A friend of mine asked me a really good question tonight:
It would be great if you could please give me a sense for how many development teams get hit by a database bottleneck in JEE / Java / 3-tier / ORM / JPA land? And, how they go about addressing it? What exactly causes their bottleneck?
I think most successful apps – scaling problems are hopefully a sign that people are actually using the stuff, right? – built with Hibernate/JPA hit db contention pretty early on. From what I’ve seen this is usually caused by doing excessive round-trips over the wire or returning too large data sets.

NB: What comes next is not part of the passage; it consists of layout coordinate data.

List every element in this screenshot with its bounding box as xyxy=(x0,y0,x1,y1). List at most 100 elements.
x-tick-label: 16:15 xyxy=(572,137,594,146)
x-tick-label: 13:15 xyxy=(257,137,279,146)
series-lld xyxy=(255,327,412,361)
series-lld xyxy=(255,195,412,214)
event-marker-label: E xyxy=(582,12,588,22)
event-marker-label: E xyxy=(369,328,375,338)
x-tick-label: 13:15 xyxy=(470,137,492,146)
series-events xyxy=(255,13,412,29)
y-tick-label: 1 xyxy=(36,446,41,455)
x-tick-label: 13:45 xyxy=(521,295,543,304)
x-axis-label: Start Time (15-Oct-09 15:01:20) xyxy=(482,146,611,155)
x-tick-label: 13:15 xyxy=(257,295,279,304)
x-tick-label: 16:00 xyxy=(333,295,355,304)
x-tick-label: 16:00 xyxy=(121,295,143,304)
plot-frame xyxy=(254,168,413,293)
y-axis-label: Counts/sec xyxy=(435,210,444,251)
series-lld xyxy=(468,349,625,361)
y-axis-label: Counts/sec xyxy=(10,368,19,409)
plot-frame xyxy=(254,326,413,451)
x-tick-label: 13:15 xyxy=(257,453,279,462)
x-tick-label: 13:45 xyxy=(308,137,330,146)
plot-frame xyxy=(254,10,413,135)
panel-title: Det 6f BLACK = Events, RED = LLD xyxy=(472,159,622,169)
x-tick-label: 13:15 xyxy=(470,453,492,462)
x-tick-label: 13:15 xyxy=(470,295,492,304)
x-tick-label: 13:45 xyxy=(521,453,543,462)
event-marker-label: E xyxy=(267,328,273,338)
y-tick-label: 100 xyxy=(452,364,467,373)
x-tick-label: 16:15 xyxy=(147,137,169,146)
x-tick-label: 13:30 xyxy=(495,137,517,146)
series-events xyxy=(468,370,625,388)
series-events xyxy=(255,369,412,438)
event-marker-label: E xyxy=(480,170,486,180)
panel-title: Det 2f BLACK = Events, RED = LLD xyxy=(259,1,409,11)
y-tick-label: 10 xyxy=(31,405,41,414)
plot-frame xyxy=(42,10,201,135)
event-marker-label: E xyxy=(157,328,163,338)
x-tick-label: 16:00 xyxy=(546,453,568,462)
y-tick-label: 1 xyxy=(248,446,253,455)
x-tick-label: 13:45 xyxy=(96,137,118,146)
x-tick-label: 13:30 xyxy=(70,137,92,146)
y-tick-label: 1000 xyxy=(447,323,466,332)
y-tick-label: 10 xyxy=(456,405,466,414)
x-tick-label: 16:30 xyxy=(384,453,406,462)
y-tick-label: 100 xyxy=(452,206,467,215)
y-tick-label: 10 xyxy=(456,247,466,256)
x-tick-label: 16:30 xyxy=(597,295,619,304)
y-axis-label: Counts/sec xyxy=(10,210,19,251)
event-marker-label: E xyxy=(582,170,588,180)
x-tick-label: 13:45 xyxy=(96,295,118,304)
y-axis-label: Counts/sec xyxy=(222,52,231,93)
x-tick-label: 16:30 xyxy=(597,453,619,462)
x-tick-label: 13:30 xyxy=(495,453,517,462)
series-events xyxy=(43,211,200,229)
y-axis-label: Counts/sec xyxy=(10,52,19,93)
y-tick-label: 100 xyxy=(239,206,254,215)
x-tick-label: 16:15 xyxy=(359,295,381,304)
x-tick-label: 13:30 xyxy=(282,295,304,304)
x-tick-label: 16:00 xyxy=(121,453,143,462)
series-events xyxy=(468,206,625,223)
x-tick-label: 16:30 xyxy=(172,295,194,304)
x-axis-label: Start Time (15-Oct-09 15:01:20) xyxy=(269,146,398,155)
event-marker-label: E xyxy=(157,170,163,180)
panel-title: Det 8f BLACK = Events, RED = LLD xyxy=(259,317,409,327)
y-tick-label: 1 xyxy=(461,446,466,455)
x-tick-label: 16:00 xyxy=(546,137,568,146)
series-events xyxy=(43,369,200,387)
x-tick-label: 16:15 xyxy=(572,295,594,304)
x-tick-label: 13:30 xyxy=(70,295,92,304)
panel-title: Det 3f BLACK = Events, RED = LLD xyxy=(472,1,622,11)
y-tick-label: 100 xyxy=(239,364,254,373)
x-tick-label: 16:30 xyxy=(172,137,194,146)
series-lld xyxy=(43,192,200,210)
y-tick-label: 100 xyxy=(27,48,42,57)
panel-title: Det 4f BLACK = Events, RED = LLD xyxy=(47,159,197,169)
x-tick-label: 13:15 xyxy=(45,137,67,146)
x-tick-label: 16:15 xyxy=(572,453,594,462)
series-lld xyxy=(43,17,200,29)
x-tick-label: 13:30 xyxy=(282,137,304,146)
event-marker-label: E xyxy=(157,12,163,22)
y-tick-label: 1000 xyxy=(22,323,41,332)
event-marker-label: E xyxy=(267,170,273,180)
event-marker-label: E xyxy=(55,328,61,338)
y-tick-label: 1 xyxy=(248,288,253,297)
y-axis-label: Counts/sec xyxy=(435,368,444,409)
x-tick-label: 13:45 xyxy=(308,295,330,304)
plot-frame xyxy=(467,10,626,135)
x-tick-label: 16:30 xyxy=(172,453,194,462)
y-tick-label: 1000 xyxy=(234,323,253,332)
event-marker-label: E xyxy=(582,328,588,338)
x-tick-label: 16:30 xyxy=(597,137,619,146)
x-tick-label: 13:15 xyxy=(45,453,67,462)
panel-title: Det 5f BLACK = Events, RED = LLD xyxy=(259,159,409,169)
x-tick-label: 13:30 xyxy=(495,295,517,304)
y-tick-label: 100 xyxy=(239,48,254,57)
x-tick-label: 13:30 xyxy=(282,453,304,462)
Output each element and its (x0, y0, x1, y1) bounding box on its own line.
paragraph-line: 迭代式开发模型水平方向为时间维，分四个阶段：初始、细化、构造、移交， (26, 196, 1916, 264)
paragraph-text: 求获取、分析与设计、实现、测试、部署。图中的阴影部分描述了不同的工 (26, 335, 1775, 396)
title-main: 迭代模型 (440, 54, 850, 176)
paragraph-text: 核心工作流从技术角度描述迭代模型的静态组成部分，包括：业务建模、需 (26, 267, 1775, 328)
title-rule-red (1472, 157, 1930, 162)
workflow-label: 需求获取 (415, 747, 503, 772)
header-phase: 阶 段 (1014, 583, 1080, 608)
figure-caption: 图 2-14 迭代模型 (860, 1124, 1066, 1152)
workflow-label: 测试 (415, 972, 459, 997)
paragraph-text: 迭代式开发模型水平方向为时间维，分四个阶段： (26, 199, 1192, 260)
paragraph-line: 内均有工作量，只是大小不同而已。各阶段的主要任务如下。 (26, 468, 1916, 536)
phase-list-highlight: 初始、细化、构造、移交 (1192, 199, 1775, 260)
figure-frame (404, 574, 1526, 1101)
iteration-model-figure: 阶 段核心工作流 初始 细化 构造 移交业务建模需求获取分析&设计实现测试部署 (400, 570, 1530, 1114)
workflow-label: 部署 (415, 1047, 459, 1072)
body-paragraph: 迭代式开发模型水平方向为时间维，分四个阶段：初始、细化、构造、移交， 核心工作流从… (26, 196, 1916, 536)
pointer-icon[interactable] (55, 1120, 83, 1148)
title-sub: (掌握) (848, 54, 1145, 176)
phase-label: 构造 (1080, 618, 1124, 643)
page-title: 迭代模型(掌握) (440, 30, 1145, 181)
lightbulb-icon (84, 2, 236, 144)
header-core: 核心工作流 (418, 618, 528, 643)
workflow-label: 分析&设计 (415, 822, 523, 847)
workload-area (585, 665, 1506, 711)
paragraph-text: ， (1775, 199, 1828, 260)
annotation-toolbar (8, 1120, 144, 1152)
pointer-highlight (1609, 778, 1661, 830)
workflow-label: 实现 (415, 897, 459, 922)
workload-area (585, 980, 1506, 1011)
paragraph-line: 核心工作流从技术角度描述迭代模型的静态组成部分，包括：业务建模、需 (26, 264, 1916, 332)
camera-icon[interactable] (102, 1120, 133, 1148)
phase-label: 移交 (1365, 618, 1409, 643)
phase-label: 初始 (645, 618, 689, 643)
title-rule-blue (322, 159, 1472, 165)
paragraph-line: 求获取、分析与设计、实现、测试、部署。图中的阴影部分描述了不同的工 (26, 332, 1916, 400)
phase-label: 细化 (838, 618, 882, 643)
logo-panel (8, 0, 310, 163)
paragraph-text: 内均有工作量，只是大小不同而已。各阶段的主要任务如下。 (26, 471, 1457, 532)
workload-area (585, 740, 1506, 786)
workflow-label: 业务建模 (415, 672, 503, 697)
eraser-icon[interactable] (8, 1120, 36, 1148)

And then we spend time fixing all the obvious broken data access patterns, by first to use HQL over standard eager/lazy fetching, or tuning existing HQL and then direct SQL if needed.
I believe the next step after this is typically to try to scale vertically, both in the db and app tier. Throwing more hardware at the problem may get us quite a bit further at this point.
Then we might get to the point where the app gets fixed so that it actually makes sense to scale horizontally in the app tier. We will probably have to add a load balancer to the mix and use sticky sessions by now.
And then then we will perhaps find out that we will not do that very well without a distributed 2nd level cache, and that all our direct SQL code writing to the DB (that bypass the 2nd level cache) won’t allow us to use a 2nd level cache for reads either…
Here is where I think there are many options and I’m not sure how people tend go from here. Here we might see some people abandoning ORM, while others may try to get the 2nd level cache to work?
Are these the typical steps for scaling up a Java Hibernate/JPA app? What’s your experience?